This morning's announcement that the retail prices index rose to 3.2 per cent in July, up from 2.4 per cent in June, means commuters will see a 6.2 per cent rise in their train fares in January. Fares rises are currently calculated using RPI + 3 per cent. Analysts had predicted RPI would be 2.8 per cent, which means tickets will be even more expensive than originally expected. Don't forget rail fares already saw an average 8 per cent rise at the start of this year. Some tickets will rise by a further five percentage points if other fares on a network are kept lower as a balance.

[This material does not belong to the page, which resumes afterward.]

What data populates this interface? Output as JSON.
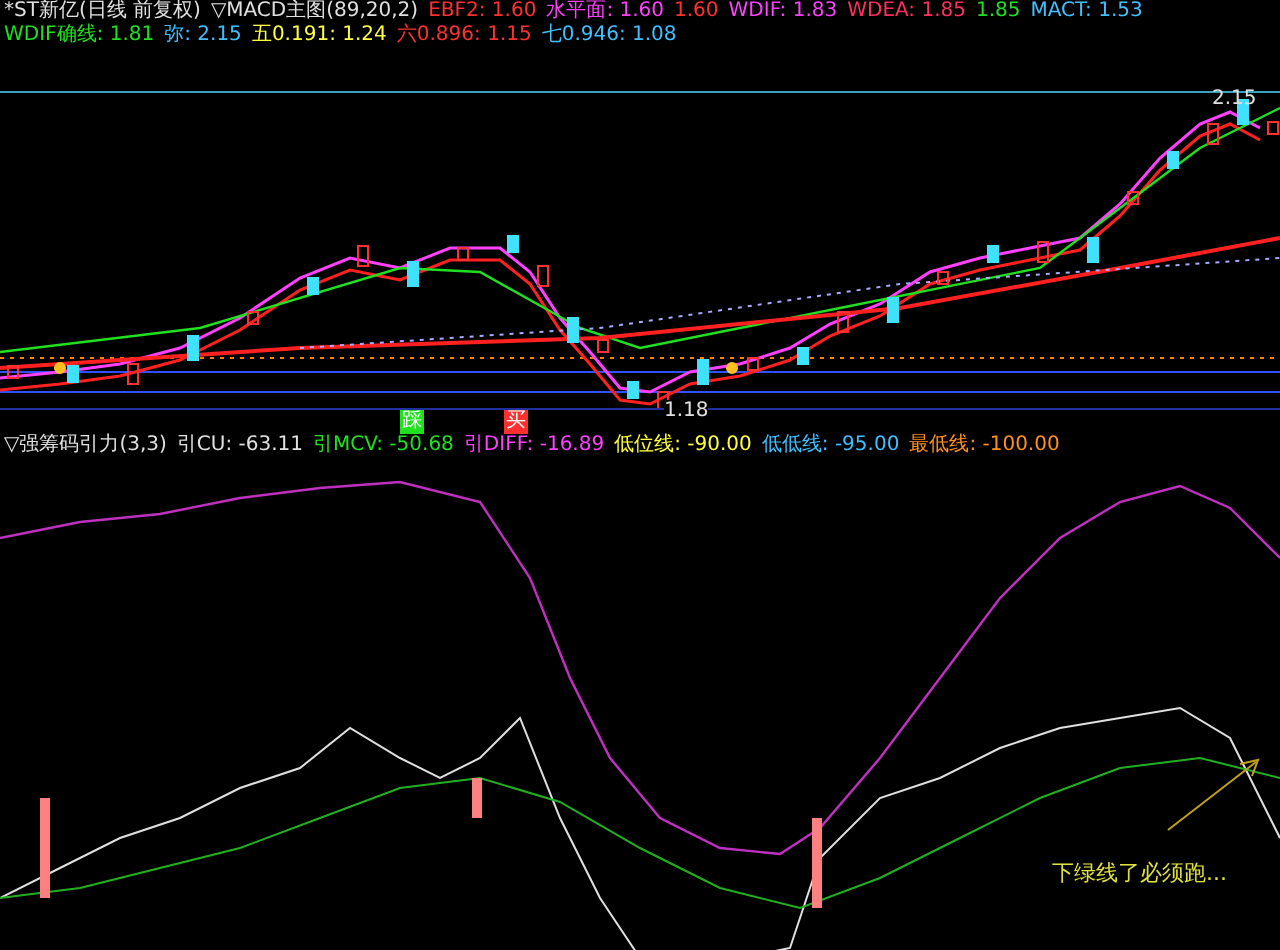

Before he was reshuffled from the transport brief, Philip Hammond described trains as a 'rich man's toy'. Seizing on that quote, the Campaign for Better Transport is holding a 'train toffs' protest against fare rises at Waterloo station this morning. Although changing the formula from RPI + 1 per cent to RPI + 3 per cent is supposed to take the burden from the taxpayer in general and move more of it to those who actually benefit from the rail network, these rises are making transport more and more unaffordable. There is an issue here about mobility of labour, particularly around London. Those who might not be able to afford to live close to their work are increasingly finding their wages squeezed by the rising price of the tickets that take them into the city. And those who need to travel to job interviews will see increasing pressure on their pockets before they even secure a wage packet. Rail fares are now rising three times more than wages.
Theresa Villiers insisted on Daybreak and BBC News that the government does 'appreciate and understand people's concerns about fares' and that it was striving to bring the cost of the railways down in order to address those concerns. But Tory strategists know that the cost of living is one of the biggest issues driving voters away from the party: today's announcement will do little to stem that flow.